The Seventh Circuit reaffirms an arbitrator’s power to rule on questions of fact.
A recent federal case in Illinois, Laborers’ Fund v. W.R. Weis Company, Inc., F.3d, 2018, WL 316555 (7th Cir. Jan. 8, 2018), has confirmed that the long-standing ability of arbitrators to rule on questions of fact applies in withdrawal liability disputes.
As reported by Meg Troy and Mark Casciari in ERISA & Employee Benefits Litigation Blog, “the Seventh Circuit applied the clear error standard of review to a withdrawal liability arbitrator’s interpretation of the parties’ underlying collective bargaining agreement (CBA) that required contributions to a multiemployer pension fund.”
W.R. Weis Company, a masonry contractor, employed workers who were members of the Laborers’ Union and was therefore required to contribute to the Laborers’ Pension Fund. “In 2012, after several years of laborers performing no work for Weis and Weis remitting no contributions to the Fund, Weis formally terminated the CBA and the Fund issued a complete withdrawal assessment.”

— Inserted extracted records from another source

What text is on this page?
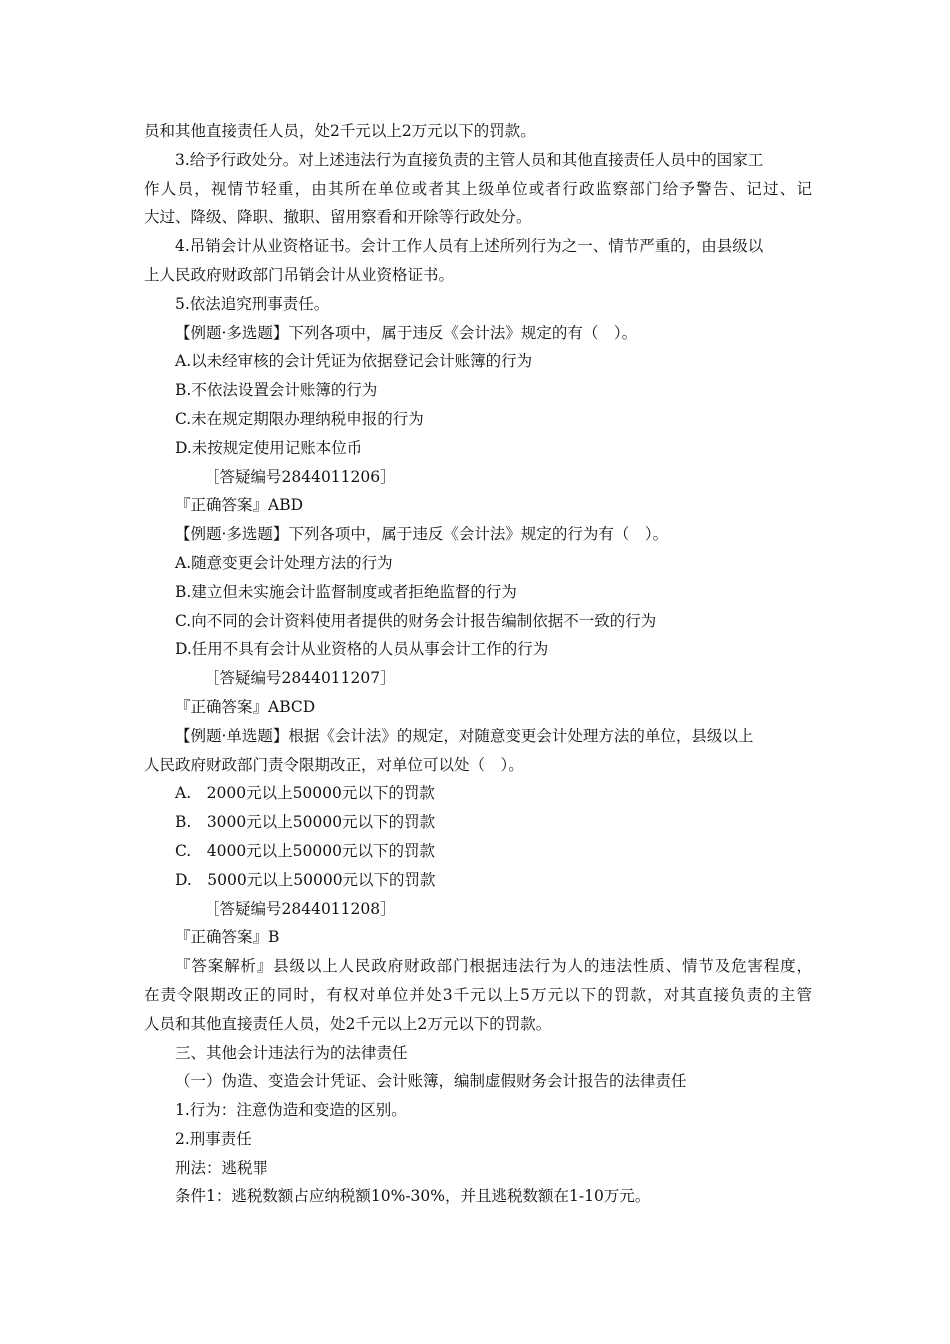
员和其他直接责任人员，处2千元以上2万元以下的罚款。
3.给予行政处分。对上述违法行为直接负责的主管人员和其他直接责任人员中的国家工
作人员，视情节轻重，由其所在单位或者其上级单位或者行政监察部门给予警告、记过、记
大过、降级、降职、撤职、留用察看和开除等行政处分。
4.吊销会计从业资格证书。会计工作人员有上述所列行为之一、情节严重的，由县级以
上人民政府财政部门吊销会计从业资格证书。
5.依法追究刑事责任。
【例题·多选题】下列各项中，属于违反《会计法》规定的有（　）。
A.以未经审核的会计凭证为依据登记会计账簿的行为
B.不依法设置会计账簿的行为
C.未在规定期限办理纳税申报的行为
D.未按规定使用记账本位币
［答疑编号2844011206］
『正确答案』ABD
【例题·多选题】下列各项中，属于违反《会计法》规定的行为有（　）。
A.随意变更会计处理方法的行为
B.建立但未实施会计监督制度或者拒绝监督的行为
C.向不同的会计资料使用者提供的财务会计报告编制依据不一致的行为
D.任用不具有会计从业资格的人员从事会计工作的行为
［答疑编号2844011207］
『正确答案』ABCD
【例题·单选题】根据《会计法》的规定，对随意变更会计处理方法的单位，县级以上
人民政府财政部门责令限期改正，对单位可以处（　）。
A.　2000元以上50000元以下的罚款
B.　3000元以上50000元以下的罚款
C.　4000元以上50000元以下的罚款
D.　5000元以上50000元以下的罚款
［答疑编号2844011208］
『正确答案』B
『答案解析』县级以上人民政府财政部门根据违法行为人的违法性质、情节及危害程度，
在责令限期改正的同时，有权对单位并处3千元以上5万元以下的罚款，对其直接负责的主管
人员和其他直接责任人员，处2千元以上2万元以下的罚款。
三、其他会计违法行为的法律责任
（一）伪造、变造会计凭证、会计账簿，编制虚假财务会计报告的法律责任
1.行为：注意伪造和变造的区别。
2.刑事责任
刑法：逃税罪
条件1：逃税数额占应纳税额10%-30%，并且逃税数额在1-10万元。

The Fund maintained that Weis remained responsible for contributions to the pension fund. Weis claimed it had complied with the requirements of 29 U.S. C. section 1383(b), the “withdrawal liability building and construction industry exemption.”
Arbitration ensued in which the arbitrator found that, based upon the facts of the case, “Weis did not owe the Laborers’ Fund delinquent contributions for discontinued work.”
The Laborers’ Fund appealed to the Seventh Circuit. The Court explained “that the arbitrator’s findings of fact may be set aside only if clearly erroneous, while the arbitrator’s legal conclusions are subject to de novo review.”
The Court agreed with Weis that “the arbitrator’s review during the arbitration was limited to applying the facts to the language of the CBA rather than interpreting the statute itself” and ruled in Weis’s favor. This resulted in a reduction of the contractor’s liability “from over $600,000 to $0.”
Source—
SEVENTH CIRCUIT SAYS: CLEAR ERROR STANDARD APPLIES TO COURT REVIEW OF WITHDRAWAL LIABILITY ARBITRATOR’S CBA INTERPRETATION, Meg Troy and Mark Casciari, ERISA & Employee Benefits Litigation Blog, Jan. 15, 2018.